Formasi, Cerita
Ghetto - adalah bahwa mengapa?
Ghetto - apa ini? Pada saat kita migrasi massal dan negara multikultural, kita sangat sering dihadapkan dengan konsep ini. Namun, banyak orang secara intuitif memahami hubungan dekat istilah ini untuk perbedaan nasional tidak selalu jelas membayangkan signifikansi praktis dan prinsip-prinsip operasi dari sistem tersebut.
Secara historis ghetto - penyelesaian kompak perwakilan dari salah satu budaya (orientasi keagamaan, ras, asal etnis) antara lain, lebih global. Fenomena berasal dari Eropa abad pertengahan, ketika mereka mulai muncul terpisah dari lingkungan Yahudi lainnya. Sebenarnya, dalam dunia abad pertengahan, globalisasi telah kurang berpengaruh, dan interpenetrasi budaya berlangsung tidak aktif. Namun, proporsi populasi Yahudi selalu hadir di negara-negara Eropa. Selain itu, kepercayaan non-Kristen mereka, serta kedekatan bangsa dalam dan ketahanan terhadap proses asimilasi ternyata orang-orang Yahudi menjadi orang buangan. Misalnya, dengan pengajuan gerejanya dilarang untuk terlibat dalam pertanian (hal yang paling menguntungkan kemudian) dan sejumlah profesi. Banyak penguasa telah diresepkan mereka untuk menetap di lingkungan tertentu. Dengan demikian, dalam arti sejarah ghetto - penyelesaian kompak khusus Yahudi. Kebetulan, istilah berasal di Italia, di mana disebut-daerah Venice, di pulau Cannaregio, di mana orang-orang Yahudi diusir di awal abad XVI.
Melalui prisma abad XX
Dengan perkembangan transportasi, saling integrasi (politik, budaya dan ekonomi) di seluruh dunia, ada konsep massa migrasi penduduk. Gagasan baru populer dari ghetto itu di Amerika Serikat awal abad XX. ghetto AS - blok hitam, keturunan sejumlah besar kolonialisme dibawa di era budak. Dengan globalisasi lebih lanjut dan peningkatan standar berbagai daerah di dunia (di mana beberapa negara lebih maju dan menjadi kaya, sementara yang lain tetap bahan baku embel ke tingkat rendah elit dan sejumlah besar masalah sosial), peningkatan dan proses migrasi hidup. Sekarang ghetto - tidak hanya pemukiman Yahudi atau "hitam" lingkungan. Ini mengacu pada setiap daerah perkotaan, di mana paksa atau sukarela etnis minoritas. Pada intinya, ghetto yang modern - ini adalah bukti dari kurangnya kebijakan publik yang mempromosikan sosialisasi dan asimilasi.

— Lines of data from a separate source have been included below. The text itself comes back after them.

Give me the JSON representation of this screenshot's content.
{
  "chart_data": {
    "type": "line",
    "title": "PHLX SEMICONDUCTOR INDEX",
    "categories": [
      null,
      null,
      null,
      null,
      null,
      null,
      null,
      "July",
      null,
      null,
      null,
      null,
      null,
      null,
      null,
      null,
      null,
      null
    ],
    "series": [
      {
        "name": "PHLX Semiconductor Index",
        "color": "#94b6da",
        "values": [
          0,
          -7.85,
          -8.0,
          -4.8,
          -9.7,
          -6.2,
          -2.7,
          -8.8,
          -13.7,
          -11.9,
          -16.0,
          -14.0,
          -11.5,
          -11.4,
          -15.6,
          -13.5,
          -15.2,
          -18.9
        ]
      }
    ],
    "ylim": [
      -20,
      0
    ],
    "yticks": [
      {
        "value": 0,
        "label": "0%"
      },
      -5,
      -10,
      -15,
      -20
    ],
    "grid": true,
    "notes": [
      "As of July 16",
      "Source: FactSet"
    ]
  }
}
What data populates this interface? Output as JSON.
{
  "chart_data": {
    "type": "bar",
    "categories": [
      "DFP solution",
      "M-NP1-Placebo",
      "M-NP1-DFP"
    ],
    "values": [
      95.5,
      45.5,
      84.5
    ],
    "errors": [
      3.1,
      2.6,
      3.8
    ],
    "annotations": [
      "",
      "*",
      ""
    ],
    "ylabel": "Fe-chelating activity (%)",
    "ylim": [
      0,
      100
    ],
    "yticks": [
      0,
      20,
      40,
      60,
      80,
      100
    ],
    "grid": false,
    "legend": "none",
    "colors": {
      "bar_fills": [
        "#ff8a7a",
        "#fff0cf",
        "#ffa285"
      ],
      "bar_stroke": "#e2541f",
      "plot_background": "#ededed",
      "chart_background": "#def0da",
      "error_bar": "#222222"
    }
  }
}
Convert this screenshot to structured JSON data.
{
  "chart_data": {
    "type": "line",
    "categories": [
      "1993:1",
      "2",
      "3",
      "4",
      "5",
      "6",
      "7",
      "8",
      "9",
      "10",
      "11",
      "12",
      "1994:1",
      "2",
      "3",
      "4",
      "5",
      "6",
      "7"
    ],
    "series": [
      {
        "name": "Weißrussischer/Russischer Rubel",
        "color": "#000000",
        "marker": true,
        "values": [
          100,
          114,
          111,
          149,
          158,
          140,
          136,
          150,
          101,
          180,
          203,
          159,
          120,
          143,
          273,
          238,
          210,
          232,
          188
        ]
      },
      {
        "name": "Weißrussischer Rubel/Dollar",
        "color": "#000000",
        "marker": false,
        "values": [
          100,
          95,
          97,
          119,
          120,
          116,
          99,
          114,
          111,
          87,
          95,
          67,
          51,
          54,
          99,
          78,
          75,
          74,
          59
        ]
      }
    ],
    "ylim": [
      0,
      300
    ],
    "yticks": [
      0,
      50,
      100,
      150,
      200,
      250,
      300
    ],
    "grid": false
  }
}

NSDAP dan kebijakan pendudukan selama Perang Dunia Kedua
Namun, warna yang paling mengerikan dari istilah telah diperoleh di pertengahan abad XX dan terhubung dengan kegiatan pimpinan Nazi di wilayah-wilayah pendudukan. Untuk Nazi, pemukiman dipaksa seperti telah menjadi alat yang nyaman untuk mengoptimalkan distribusi populasi dengan lebih atau kurang lengkap. Ghetto Warsawa - ini mungkin adalah contoh paling terkenal. Setelah jatuhnya ibukota Polandia dari semua orang Yahudi diperintahkan untuk pindah ke daerah tertentu dari kota. Kemudian, orang-orang Yahudi dibawa ke sini dari seluruh negeri. Batas-batas ghetto berkubu dinding, kawat berduri dan tentara dijaga benar-benar mengubah daerah di daerah penahanan. Populasi daerah itu digunakan untuk pekerjaan fisik yang berat dan dalam kondisi jauh lebih buruk daripada sisa Warsawa di kota yang diduduki. Tahanan dari ghetto adalah kandidat pertama untuk keberangkatan ke kamp-kamp konsentrasi (terletak di dekat Auschwitz, di tempat pertama). Sebenarnya, ini terjadi di seluruh kehadiran Nazi.